VAT MOSS: The business impactby
The European Commission’s taxation and customs union has quietly released the findings of its consultation into modernising VAT for cross-border ecommerce, a conversation which closed in December 2015.
The process solicited feedback on the impact of the place of supply reforms and the efficacy of the MOSS system, as well as opinions on potential developments such as MOSS thresholds and the rollout of the system to physical goods. 316 businesses, business associations and sole traders across Europe contributed submissions.
Curiously, the Commission has publicly shared all of the aggregated submissions but has yet to publish any summary analysis or report, which gives researchers a goldmine of fascinating raw data to explore.

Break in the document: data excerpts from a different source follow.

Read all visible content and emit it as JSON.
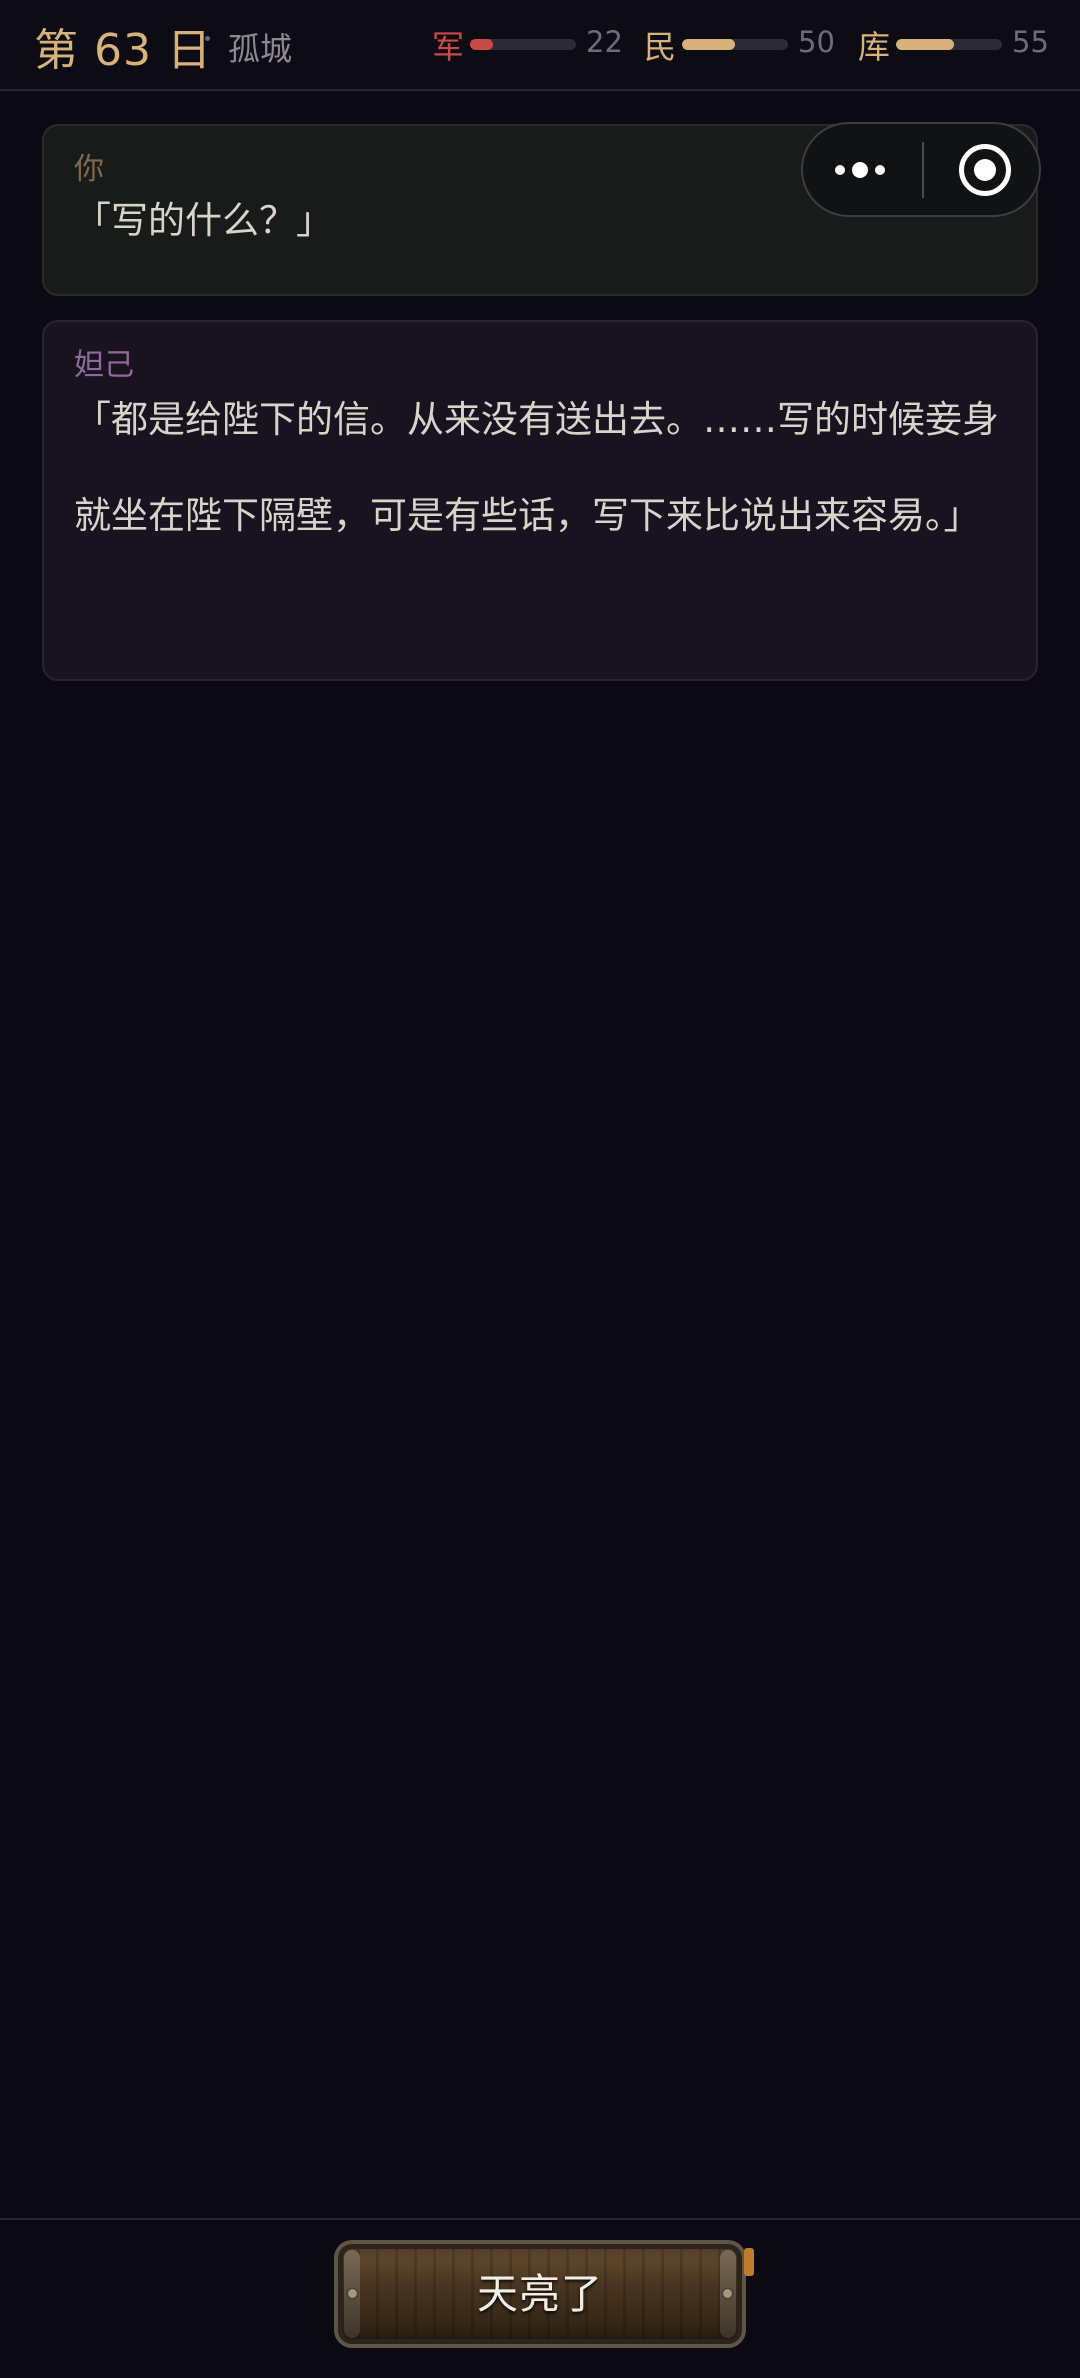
{
  "header": {
    "day_label": "第 63 日",
    "location": "孤城",
    "stats": [
      {
        "label": "军",
        "value": 22,
        "color": "#c94a44"
      },
      {
        "label": "民",
        "value": 50,
        "color": "#d7b27a"
      },
      {
        "label": "库",
        "value": 55,
        "color": "#d7b27a"
      }
    ]
  },
  "capsule": {
    "icons": [
      "more-dots-icon",
      "close-target-icon"
    ]
  },
  "dialogue": [
    {
      "speaker": "你",
      "text": "「写的什么？」"
    },
    {
      "speaker": "妲己",
      "text": "「都是给陛下的信。从来没有送出去。……写的时候妾身就坐在陛下隔壁，可是有些话，写下来比说出来容易。」"
    }
  ],
  "action": {
    "button_label": "天亮了"
  }
}
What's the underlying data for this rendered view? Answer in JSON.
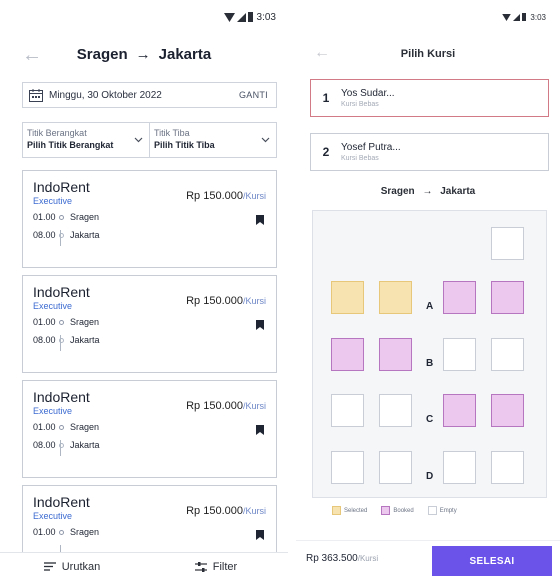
{
  "left": {
    "status": {
      "time": "3:03"
    },
    "header": {
      "from": "Sragen",
      "arrow": "→",
      "to": "Jakarta"
    },
    "date": {
      "value": "Minggu, 30 Oktober 2022",
      "action": "GANTI"
    },
    "departure": {
      "label": "Titik Berangkat",
      "value": "Pilih Titik Berangkat"
    },
    "arrival": {
      "label": "Titik Tiba",
      "value": "Pilih Titik Tiba"
    },
    "trips": [
      {
        "operator": "IndoRent",
        "class": "Executive",
        "price": "Rp 150.000",
        "unit": "/Kursi",
        "dep_time": "01.00",
        "dep_city": "Sragen",
        "arr_time": "08.00",
        "arr_city": "Jakarta"
      },
      {
        "operator": "IndoRent",
        "class": "Executive",
        "price": "Rp 150.000",
        "unit": "/Kursi",
        "dep_time": "01.00",
        "dep_city": "Sragen",
        "arr_time": "08.00",
        "arr_city": "Jakarta"
      },
      {
        "operator": "IndoRent",
        "class": "Executive",
        "price": "Rp 150.000",
        "unit": "/Kursi",
        "dep_time": "01.00",
        "dep_city": "Sragen",
        "arr_time": "08.00",
        "arr_city": "Jakarta"
      },
      {
        "operator": "IndoRent",
        "class": "Executive",
        "price": "Rp 150.000",
        "unit": "/Kursi",
        "dep_time": "01.00",
        "dep_city": "Sragen",
        "arr_time": "",
        "arr_city": ""
      }
    ],
    "bottom": {
      "sort": "Urutkan",
      "filter": "Filter"
    }
  },
  "right": {
    "status": {
      "time": "3:03"
    },
    "title": "Pilih Kursi",
    "passengers": [
      {
        "num": "1",
        "name": "Yos Sudar...",
        "sub": "Kursi Bebas"
      },
      {
        "num": "2",
        "name": "Yosef Putra...",
        "sub": "Kursi Bebas"
      }
    ],
    "route": {
      "from": "Sragen",
      "arrow": "→",
      "to": "Jakarta"
    },
    "rows": [
      "A",
      "B",
      "C",
      "D"
    ],
    "seat_states": {
      "driver_side": "empty",
      "A": [
        "selected",
        "selected",
        "booked",
        "booked"
      ],
      "B": [
        "booked",
        "booked",
        "empty",
        "empty"
      ],
      "C": [
        "empty",
        "empty",
        "booked",
        "booked"
      ],
      "D": [
        "empty",
        "empty",
        "empty",
        "empty"
      ]
    },
    "legend": {
      "selected": "Selected",
      "booked": "Booked",
      "empty": "Empty"
    },
    "colors": {
      "selected": "#f7e3b0",
      "booked": "#ecc8ee",
      "accent": "#6b52e8"
    },
    "total": {
      "amount": "Rp 363.500",
      "unit": "/Kursi"
    },
    "submit": "SELESAI"
  }
}
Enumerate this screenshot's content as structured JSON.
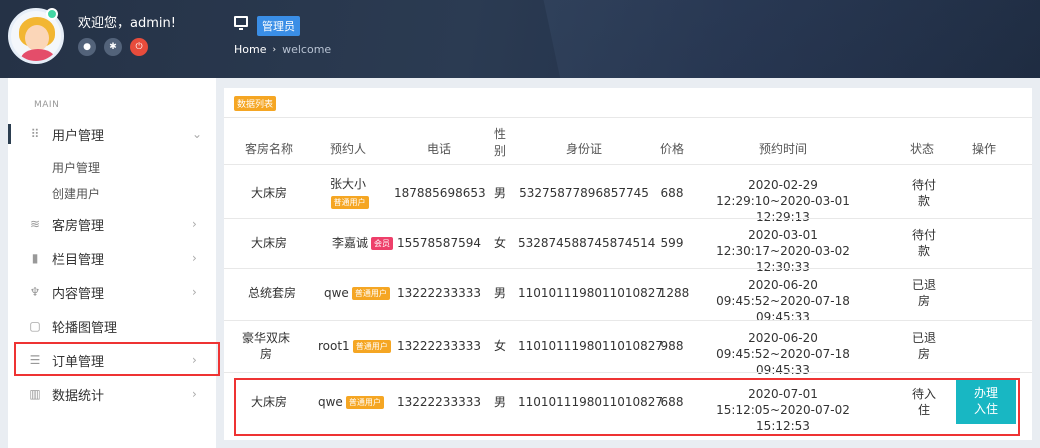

The submission responses were, to use an awful ecommerce pun, all over the shop. For example, some business associations praised the changes and said they found compliance easy, while others were scathing in their criticism. Likewise, some businesses praised the compliance support they received from their national tax authorities while other businesses said they received nothing.
One interesting issue raised by several business associations suggested growing tension over compliance obligations for non-EU businesses. IFPI, an industry body representing the music industry, noted that “while many companies are tax compliant, how are EU institutions going to effectively police non-compliant EU/non-EU businesses…? This appears to be an area where competition distortion will remain.”
The Belgian-based International VAT Association wanted that fight against non-EU noncompliance to grow teeth, while cautioning that “any compliance obligations on non-residents must not be any more onerous than those on established businesses, to ensure fair competition.”
Another question raised by both traders and business associations concerned the devil in the details of proposed thresholds. The European Express Association asked “does the threshold referenced operate as a threshold below which sellers do not have to declare and pay VAT on their shipments as long as their total sales do not exceed the threshold, or is it a uniform threshold for intra-EU supplies below which no registration is needed?” Many sellers requested similar clarification.
Beyond further minutiae of ebook VAT rates and tax tables on portals, the cross-border consultation responses were remarkable for another reason. Consultation responses, on a whole, tend to be insomnia-curing exercises filled with pro-forma answers drafted in committees.
What is here, in these spreadsheet cells, is sheer, raw, and palpable anger. Over 200 microbusinesses and sole traders - people who, not long ago, never would have imagined participating in an EC consultation - explained in furious detail how poorly drafted ecommerce and taxation policies devastated their livelihoods.
Yet what’s even more remarkable than their participation is that, for once, the EC listened. Many of the promised reforms announced in April can be mapped directly to the requests made in these consultation responses. Who would have thought that the only people more shaken up than microbusinesses by the impact of the place of supply reforms were the tax bods themselves?